Shane Chrisp wrote:
On Fri, 2005-07-01 at 19:49 +0300, Anton Butsyk wrote:
For now only 11 connections to qmail:
97 processes: 11 running, 86 sleeping
CPU states: 95.7% user, 0.0% nice, 2.0% system, 2.3% interrupt, 0.0%
idle
Mem: 53M Active, 53M Inact, 46M Wired, 59M Buf, 329M Free
Swap: 1024M Total, 1024M Free
PID USERNAME PRI NICE SIZE RES STATE TIME WCPU CPU COMMAND
818 root 124 0 3244K 2332K RUN 0:44 9.08% 9.08%
qmail-smtpd
827 root 123 0 3244K 2332K RUN 0:19 9.08% 9.08%
qmail-smtpd
820 root 124 0 3244K 2332K RUN 0:29 9.03% 9.03%
qmail-smtpd
825 root 123 0 3244K 2332K RUN 0:24 9.03% 9.03%
qmail-smtpd
831 root 123 0 3244K 2332K RUN 0:17 9.04% 9.03%
qmail-smtpd
833 root 123 0 3244K 2332K RUN 0:16 9.04% 9.03%
qmail-smtpd
828 root 123 0 3244K 2332K RUN 0:18 8.99% 8.98%
qmail-smtpd
849 root 123 0 3244K 2332K RUN 0:09 8.88% 8.64%
qmail-smtpd
851 root 123 0 3244K 2332K RUN 0:06 9.46% 8.64%
qmail-smtpd
I definately agree that there is something wrong here. You seem to have
heaps of memory free, but what speed is the cpu in the system? What
happens if you stop and restart the qmail-smtpd service?
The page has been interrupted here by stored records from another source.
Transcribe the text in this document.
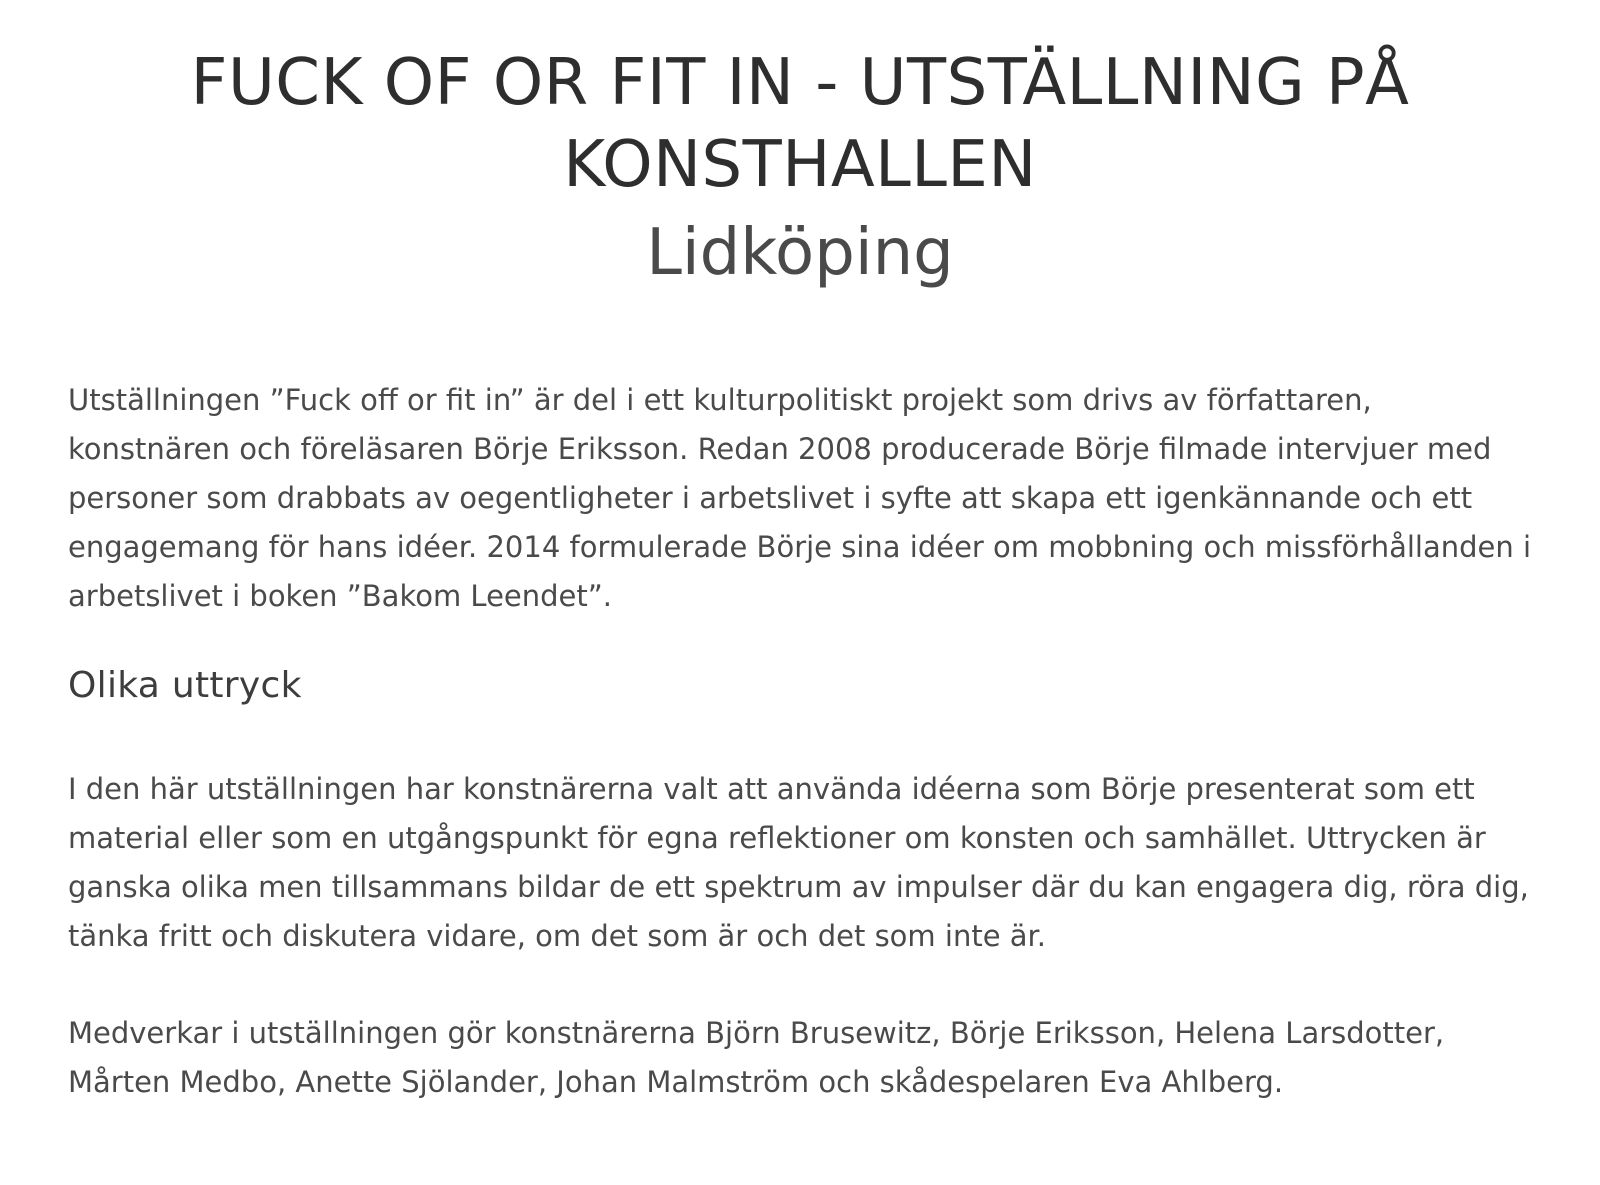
FUCK OF OR FIT IN - UTSTÄLLNING PÅ KONSTHALLEN
Lidköping

Utställningen ”Fuck off or fit in” är del i ett kulturpolitiskt projekt som drivs av författaren, konstnären och föreläsaren Börje Eriksson. Redan 2008 producerade Börje filmade intervjuer med personer som drabbats av oegentligheter i arbetslivet i syfte att skapa ett igenkännande och ett engagemang för hans idéer. 2014 formulerade Börje sina idéer om mobbning och missförhållanden i arbetslivet i boken ”Bakom Leendet”.

Olika uttryck

I den här utställningen har konstnärerna valt att använda idéerna som Börje presenterat som ett material eller som en utgångspunkt för egna reflektioner om konsten och samhället. Uttrycken är ganska olika men tillsammans bildar de ett spektrum av impulser där du kan engagera dig, röra dig, tänka fritt och diskutera vidare, om det som är och det som inte är.

Medverkar i utställningen gör konstnärerna Björn Brusewitz, Börje Eriksson, Helena Larsdotter, Mårten Medbo, Anette Sjölander, Johan Malmström och skådespelaren Eva Ahlberg.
Does it help if
you only allow 5 concurrent connections at a time?
Shane
Thanks you all very match.
It was just rewrite qmail-smtpd script:
#!/bin/sh
QMAIL="/var/qmail"
ME=$(head -1 $QMAIL/control/me)
PATH="$QMAIL/bin:$PATH"
USER=${USER:="qmaild"}
exec /usr/local/bin/softlimit -m 5000000 \
/usr/local/bin/tcpserver -v -DURl $ME -x
$QMAIL/control/qmail-smtpd.cdb -u "qmaild" 0 smtp \
/usr/local/bin/rblsmtpd -t 10 -b \
-r bl.spamcop.net \
-r list.dsbl.org \
-r cbl.abuseat.org \
$QMAIL/bin/qmail-smtpd 2>&1
and everything begin works fine.
Also add -b option to rblsmtpd to use a 553 error code for IP addresses
listed in the RBL
because early they just standed in the queue.